Landtag,
2. Sitzung vom 15.12.2005, Wörtliches Protokoll - Seite 7 von 65
Wir helfen unseren Mitbürgerinnen und Mitbürgern
nicht, wenn wir ihnen das verschweigen, weil sie dann nur Kosten haben, aber
der Antrag negativ beschieden werden muss.
Präsident Johann Hatzl:
Nächste Zusatzfrage: Frau Abg Ekici.
Abg Mag Sirvan Ekici (ÖVP-Klub der
Bundeshauptstadt Wien): Sehr geehrte Frau Stadträtin!

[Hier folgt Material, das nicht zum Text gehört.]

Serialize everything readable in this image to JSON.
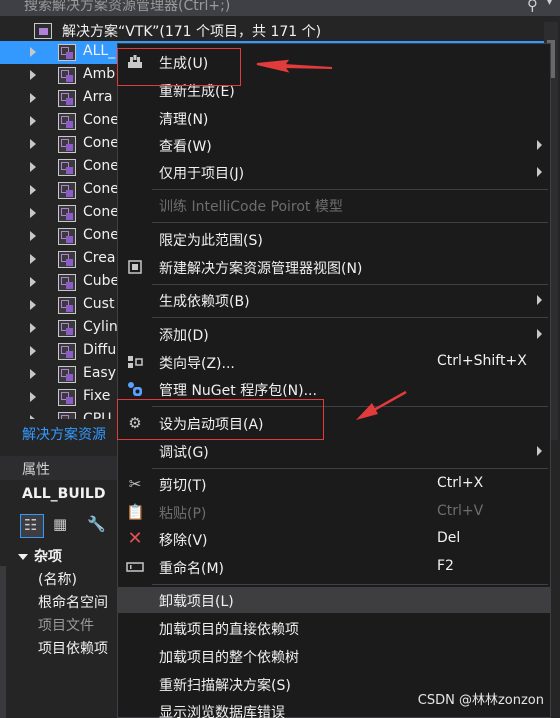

Die Ausführungen meiner Vorrednerin Korun geben mir Anlass
zu fragen: Welche Maßnahmen wurden getroffen, um die Mitarbeiter und
Mitarbeiterinnen der MA 61 auf die neuen Regelungen im
Staatsbürgerschaftsgesetz vorzubereiten? (Abg Godwin Schuster: Das gibt es
ja noch nicht!)
Präsident Johann Hatzl:
Frau Stadträtin.
Amtsf StRin Mag Sonja Wehsely: Die Mitarbeiterinnen und Mitarbeiter der MA 61
werden, seit es den Gesetzesbeschluss gibt und der auch hier vorliegt,
permanent geschult. Die Problematik ist natürlich die - und ich freue mich ja,
dass Sie das ansprechen, durchaus auch problembewusst -, dass die Länder in die
Entstehung dieses Gesetzes nicht einbezogen worden sind, dass daher die Frage,
was hier auf die vollziehenden Länder zukommt, nicht klar war, dass auch weder
auf politischer Ebene noch auf beamteter Ebene mit den Ländern gesprochen
worden ist, sondern einfach drübergefahren wurde.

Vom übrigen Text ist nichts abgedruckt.